Lindsay Is Completely Delusional, Drunk, Thought She Should Have Been in Black Swan



Plum Miami Magazine paid Lindsay Lohan to do a photoshoot and an accompanying interview with writer Jacquelynn Powers. I don’t think they have internet in their office because they didn’t know that Lindsay is a complete fuck up and manipulative drug addict with no perspective or understanding of anything around her. Us Magazine reports:

Lindsay being Lindsay:

“As we pulled up to the Fontainebleau, a bright-orange parking cone was blocking the entrance. Not accustomed to waiting, apparently, she lowered the car’s window and shouted, ‘Move that cone. I’m Lindsay Lohan,'” Powers recalls. “And it was done.”

Lindsay talked about her sobriety.

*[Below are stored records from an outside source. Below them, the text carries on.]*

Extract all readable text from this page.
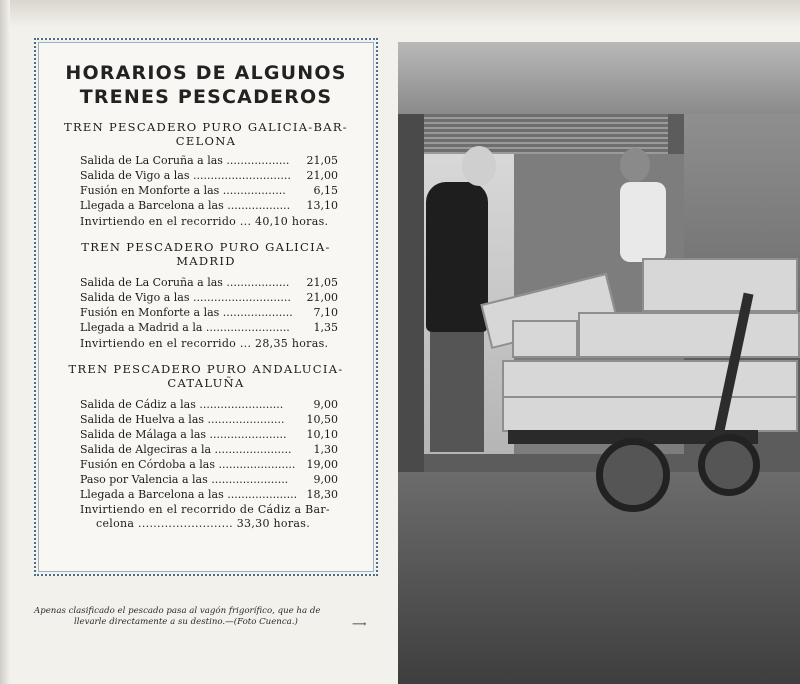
HORARIOS DE ALGUNOS
TRENES PESCADEROS
TREN PESCADERO PURO GALICIA-BAR-
CELONA
Salida de La Coruña a las ..................	21,05
Salida de Vigo a las ............................	21,00
Fusión en Monforte a las ..................	6,15
Llegada a Barcelona a las ..................	13,10
Invirtiendo en el recorrido ... 40,10 horas.
TREN PESCADERO PURO GALICIA-
MADRID
Salida de La Coruña a las ..................	21,05
Salida de Vigo a las ............................	21,00
Fusión en Monforte a las ....................	7,10
Llegada a Madrid a la ........................	1,35
Invirtiendo en el recorrido ... 28,35 horas.
TREN PESCADERO PURO ANDALUCIA-
CATALUÑA
Salida de Cádiz a las ........................	9,00
Salida de Huelva a las ......................	10,50
Salida de Málaga a las ......................	10,10
Salida de Algeciras a la ......................	1,30
Fusión en Córdoba a las ......................	19,00
Paso por Valencia a las ......................	9,00
Llegada a Barcelona a las .................... 18,30
Invirtiendo en el recorrido de Cádiz a Bar-
celona ......................... 33,30 horas.
Apenas clasificado el pescado pasa al vagón frigorífico, que ha de
llevarle directamente a su destino.—(Foto Cuenca.)	⟶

Over drinks:

Noting that Lohan drank wine while discussing her sobriety, Powers says the Mean Girls star was “constantly looking for drama, whether it was picking a fight with her younger sister…or freaking out over a lost pair of Zanotti heels.”

Lindsay took a ballet class, so she doesn’t understand why she didn’t get Natalie Portman’s part in Black Swan:

Frustrated with the state of her career, Lohan said she “took ballet until she was 19 and was indignant that she was not considered for the movie Black Swan,” Powers adds.

Lindsay couldn’t let being paid for an interview and a photoshoot ruin her fun. She was in Miami, bitch!:

Though Lohan abruptly canceled the interview, that didn’t stop her from making the most out of her time in Miami. “Monday morning was supposed to be check-out time, but Lindsay and her posse refused to leave,” Powers writes. “It was like watching the lights come on at a nightclub after-hours — not pretty

You really didn’t think Lindsay expected somebody other than Plum to pay for everything did you?:

The most annoying part, Powers tells Gawker, is that “Plum covered all Lindsay’s expenses, including airfare for her and her family/entourage, lodging at the iconic Raleigh hotel in the penthouse suite and all transportation costs.”

Is it legal to drown this bitch in a fountain yet? It has to be right? And can I choke her and scream, “DIE BITCH! WHY DON’T YOU DIE??!!” while I do it? I mean, I don’t have to say those exact words. That’s a first draft really. I like to improvise and not marry myself to a specific script.